L’arrivée de Vincent Kompany et l’élément décisif
Au moment clé, deux éléments ont fait pencher la balance. D’une part, la venue de Vincent Kompany en tant qu’entraîneur a redessiné les contours du projet bavarois. La relation homme-entraîneur a joué un rôle primordial : Kimmich a souligné que l’implication personnelle de Kompany et sa vision sportive l’avaient convaincu qu’il avait encore un rôle à jouer au Bayern. D’autre part, la sphère privée du joueur — sa famille, sa vie en Allemagne — a été déterminante. Face à ces deux paramètres, Kimmich a finalement choisi de rester et a prolongé jusqu’en 2029.
Le timing et les possibles conséquences
Le dossier a aussi été impacté par le timing des négociations. Le PSG a relancé le dossier au printemps 2025, avec une tentative plus directe impliquant des approches en personne (légendes disent que Luis Campos aurait même rendu visite au joueur). Mais entre la volonté de Paris et la prudence bavaroise, la situation a stagné et la décision finale a été prise en faveur de la continuité. Cette prolongation a des conséquences importantes : le Bayern scelle sa colonne vertébrale pour plusieurs saisons, tandis que le PSG doit désormais trouver d’autres axes pour renforcer son milieu.

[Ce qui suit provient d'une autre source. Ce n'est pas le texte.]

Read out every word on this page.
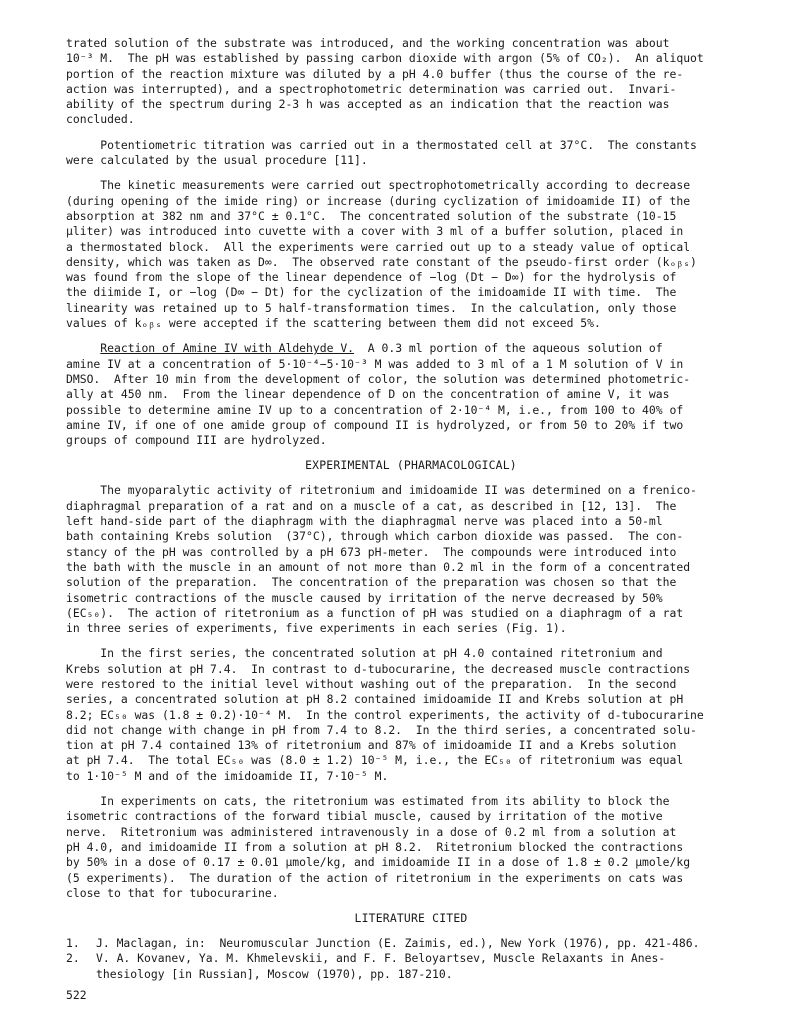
trated solution of the substrate was introduced, and the working concentration was about
10⁻³ M.  The pH was established by passing carbon dioxide with argon (5% of CO₂).  An aliquot
portion of the reaction mixture was diluted by a pH 4.0 buffer (thus the course of the re-
action was interrupted), and a spectrophotometric determination was carried out.  Invari-
ability of the spectrum during 2-3 h was accepted as an indication that the reaction was
concluded.
Potentiometric titration was carried out in a thermostated cell at 37°C.  The constants
were calculated by the usual procedure [11].
The kinetic measurements were carried out spectrophotometrically according to decrease
(during opening of the imide ring) or increase (during cyclization of imidoamide II) of the
absorption at 382 nm and 37°C ± 0.1°C.  The concentrated solution of the substrate (10-15
μliter) was introduced into cuvette with a cover with 3 ml of a buffer solution, placed in
a thermostated block.  All the experiments were carried out up to a steady value of optical
density, which was taken as D∞.  The observed rate constant of the pseudo-first order (kₒᵦₛ)
was found from the slope of the linear dependence of −log (Dt − D∞) for the hydrolysis of
the diimide I, or −log (D∞ − Dt) for the cyclization of the imidoamide II with time.  The
linearity was retained up to 5 half-transformation times.  In the calculation, only those
values of kₒᵦₛ were accepted if the scattering between them did not exceed 5%.
Reaction of Amine IV with Aldehyde V.  A 0.3 ml portion of the aqueous solution of
amine IV at a concentration of 5·10⁻⁴−5·10⁻³ M was added to 3 ml of a 1 M solution of V in
DMSO.  After 10 min from the development of color, the solution was determined photometric-
ally at 450 nm.  From the linear dependence of D on the concentration of amine V, it was
possible to determine amine IV up to a concentration of 2·10⁻⁴ M, i.e., from 100 to 40% of
amine IV, if one of one amide group of compound II is hydrolyzed, or from 50 to 20% if two
groups of compound III are hydrolyzed.
EXPERIMENTAL (PHARMACOLOGICAL)
The myoparalytic activity of ritetronium and imidoamide II was determined on a frenico-
diaphragmal preparation of a rat and on a muscle of a cat, as described in [12, 13].  The
left hand-side part of the diaphragm with the diaphragmal nerve was placed into a 50-ml
bath containing Krebs solution  (37°C), through which carbon dioxide was passed.  The con-
stancy of the pH was controlled by a pH 673 pH-meter.  The compounds were introduced into
the bath with the muscle in an amount of not more than 0.2 ml in the form of a concentrated
solution of the preparation.  The concentration of the preparation was chosen so that the
isometric contractions of the muscle caused by irritation of the nerve decreased by 50%
(EC₅₀).  The action of ritetronium as a function of pH was studied on a diaphragm of a rat
in three series of experiments, five experiments in each series (Fig. 1).
In the first series, the concentrated solution at pH 4.0 contained ritetronium and
Krebs solution at pH 7.4.  In contrast to d-tubocurarine, the decreased muscle contractions
were restored to the initial level without washing out of the preparation.  In the second
series, a concentrated solution at pH 8.2 contained imidoamide II and Krebs solution at pH
8.2; EC₅₀ was (1.8 ± 0.2)·10⁻⁴ M.  In the control experiments, the activity of d-tubocurarine
did not change with change in pH from 7.4 to 8.2.  In the third series, a concentrated solu-
tion at pH 7.4 contained 13% of ritetronium and 87% of imidoamide II and a Krebs solution
at pH 7.4.  The total EC₅₀ was (8.0 ± 1.2) 10⁻⁵ M, i.e., the EC₅₀ of ritetronium was equal
to 1·10⁻⁵ M and of the imidoamide II, 7·10⁻⁵ M.
In experiments on cats, the ritetronium was estimated from its ability to block the
isometric contractions of the forward tibial muscle, caused by irritation of the motive
nerve.  Ritetronium was administered intravenously in a dose of 0.2 ml from a solution at
pH 4.0, and imidoamide II from a solution at pH 8.2.  Ritetronium blocked the contractions
by 50% in a dose of 0.17 ± 0.01 μmole/kg, and imidoamide II in a dose of 1.8 ± 0.2 μmole/kg
(5 experiments).  The duration of the action of ritetronium in the experiments on cats was
close to that for tubocurarine.
LITERATURE CITED
1.	J. Maclagan, in:  Neuromuscular Junction (E. Zaimis, ed.), New York (1976), pp. 421-486.
2.	V. A. Kovanev, Ya. M. Khmelevskii, and F. F. Beloyartsev, Muscle Relaxants in Anes-
thesiology [in Russian], Moscow (1970), pp. 187-210.
522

Les enjeux sportifs d’un tel maintien
Sur le terrain, garder Kimmich signifie sécuriser un leader technique et mental. Son rôle va au-delà des statistiques : il oriente le jeu, organise, protège la défense et apporte la touche tactique indispensable aux ambitions européennes du club. Sa présence rassure aussi le vestiaire et facilite l’intégration des recrues. Pour Kompany, c’est un atout majeur : il dispose d’un relais capable de mettre en musique ses idées sur le terrain.
Questions autour du feuilleton
Pour les supporters et observateurs
Ce type d’histoire rappelle que le mercato est une mécanique émotionnelle autant que financière. Les supporters du Bayern ont retrouvé un symbole ; ceux du PSG ont vu une opportunité manquée mais pas nécessairement une impasse ; pour les observateurs, la saga Kimmich met en lumière l’importance des relations humaines dans les décisions stratégiques. Garder un joueur de ce calibre en période de transition d’entraîneur est une preuve de la détermination du club à rester compétitif.
En suivant de près chaque match et chaque dossier, on comprend mieux pourquoi certains mouvements se font et d’autres pas. Le cas Kimmich est un bel exemple de la complexité du football moderne : entre offres « très, très fortes », loyauté, projet sportif et équilibre privé, la décision finale n’appartient jamais à un seul facteur. Pour ma part, supporter aussi bien Manchester que Paris, je reconnais le caractère exceptionnel de ce feuilleton et je continuerai à analyser les conséquences sportives de ce choix pour les deux clubs.